Marketing is telling a story about the value you create for people.
Earlier this year I wrote a post called 25 insights from Seth Godin’s Startup School. My first detailed dive into these insights was Freelancer or Entrepreneur? Seth Godin cares and so should you, here is my second.
Marketing is an interesting idea. Everyone has a different perspective on the definition and practise of marketing. Some people think that advertising and marketing are essentially the same thing, others see that marketing is simply everything that happens with the customer before selling. Here’s my definition:
Marketing is making promises, delivering experiences and telling stories.
Your product should have failed.
Your idea was just another idea. Others have thought of it before and probably dropped it before you started. But you’re here right now because you have a passion to make people feel something they have never felt before. My best guess is that you want to deliver a remarkable experience and tell the world how your product changed the lives of your customers.
You are a storyteller. You are a marketer.

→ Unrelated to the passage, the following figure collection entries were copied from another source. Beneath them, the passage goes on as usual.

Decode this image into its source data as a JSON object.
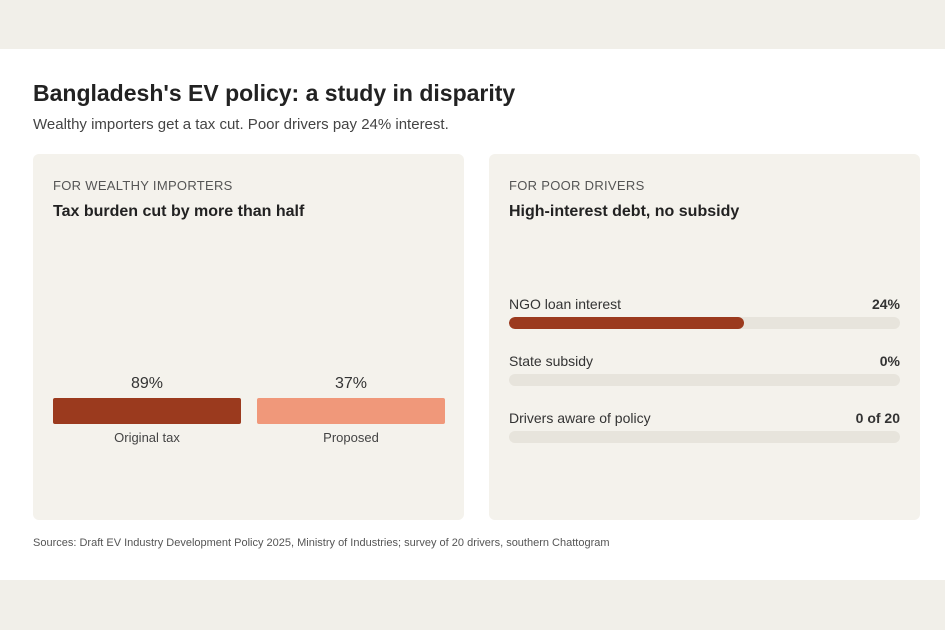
{
  "header": {
    "title": "Bangladesh's EV policy: a study in disparity",
    "subtitle": "Wealthy importers get a tax cut. Poor drivers pay 24% interest."
  },
  "left_panel": {
    "kicker": "FOR WEALTHY IMPORTERS",
    "title": "Tax burden cut by more than half"
  },
  "right_panel": {
    "kicker": "FOR POOR DRIVERS",
    "title": "High-interest debt, no subsidy"
  },
  "source": "Sources: Draft EV Industry Development Policy 2025, Ministry of Industries; survey of 20 drivers, southern Chattogram",
  "colors": {
    "accent_dark": "#9b3a1e",
    "accent_light": "#f0987a",
    "track": "#e7e4dc"
  },
  "chart_data": [
    {
      "type": "bar",
      "categories": [
        "Original tax",
        "Proposed"
      ],
      "values": [
        89,
        37
      ],
      "data_labels": [
        "89%",
        "37%"
      ],
      "colors": [
        "#9b3a1e",
        "#f0987a"
      ],
      "unit": "%"
    },
    {
      "type": "bar",
      "orientation": "horizontal",
      "items": [
        {
          "label": "NGO loan interest",
          "display": "24%",
          "fraction": 0.6,
          "color": "#9b3a1e"
        },
        {
          "label": "State subsidy",
          "display": "0%",
          "fraction": 0,
          "color": "#9b3a1e"
        },
        {
          "label": "Drivers aware of policy",
          "display": "0 of 20",
          "fraction": 0,
          "color": "#9b3a1e"
        }
      ]
    }
  ]
}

Every entrepreneur must be able to market and sell their work. In the beginning, you can not outsource marketing. Sure, you could outsource advertising, or PR but both of these activities rely on the entrepreneur making promises and telling stories that can be captured and distributed to the world. If you leave the promises up to your outsourced development team and stories to the outsourced PR team, both who have no emotional connection with your product, you indeed will fail.
As the entrepreneur, you decide what identifies the type of customer you want to influence. You decide what you are going to promise and what story you want to resonate with these customers,
Let’s look at some examples.
Amazon.com
In 2002, Jeff Bezos decided that Amazon.com would reallocate their advertising budget into something that was (at the time) remarkable - free shipping. It turns out that shipping costs were one of the reasons why people didn’t buy goods online. Removing this from the price equation (initially the limit was min $99, then reduced to $25 and now at $35) was one less barrier towards a new customer trusting Amazon and a repeat customer returning. It’s hard to imagine what it’s like to not trust Amazon as a worthy retailer, but the early 2000’s was a race to become #1.
In this case, Bezos' focus moved away from interrupting strangers towards delighting new customers and encouraging them to share the remarkability of Amazon. Bezos created a compelling story that people shared: cheaper products and no shipping.
Mailbox
The team at Orchestra started working on the Mailbox app in September 2012. They launched in Febuary 2013, served millions of users and sold to Dropbox in March for $100M. What’s the full story? They released a video showing their vision of how Mailbox would change the way people interact with their email. On releasing this video, they hoped to get about 100k views before launching the app but we're lucky enough to have millions of people engaged in their new vision for 'putting email in its place'.
After the launch, they sustained buzz around the product by using a waiting list within the application. A new user would sign up and see their place in the queue, but more importantly, how many people were behind them. This is remarkability at it's core. Everyone was talking about Mailbox in their social circles by comparing their place in the activation queue.
Tile
Back in July I interviewed Mike and Nick from Tile. At that point they were in the middle of their self starter crowdfunding campaign. They were only a couple of hundred thousand dollars in, and already 20x more successful than they expected. By the end of the campaign, they raised $2.6M in crowdfunding presages for their new product. During the interview, I asked the guys what they thought the critical keys to their success were. Apart from answering every question on every blog where people were commenting about the press coverage of Tile, the guys were very focused on what they stood for and what change they were making in the world.
No Android support, no replaceable batteries, one color.
Mike and Nick were not trying to please everyone who had an opinion. They knew that their product would change the lives of their customers and nothing else matters for now. The fact that an Android user slags them off because they don't support his phone, simply didn't both them.
What did you learn about marketing and telling stories from Seth Godin’s Startup School?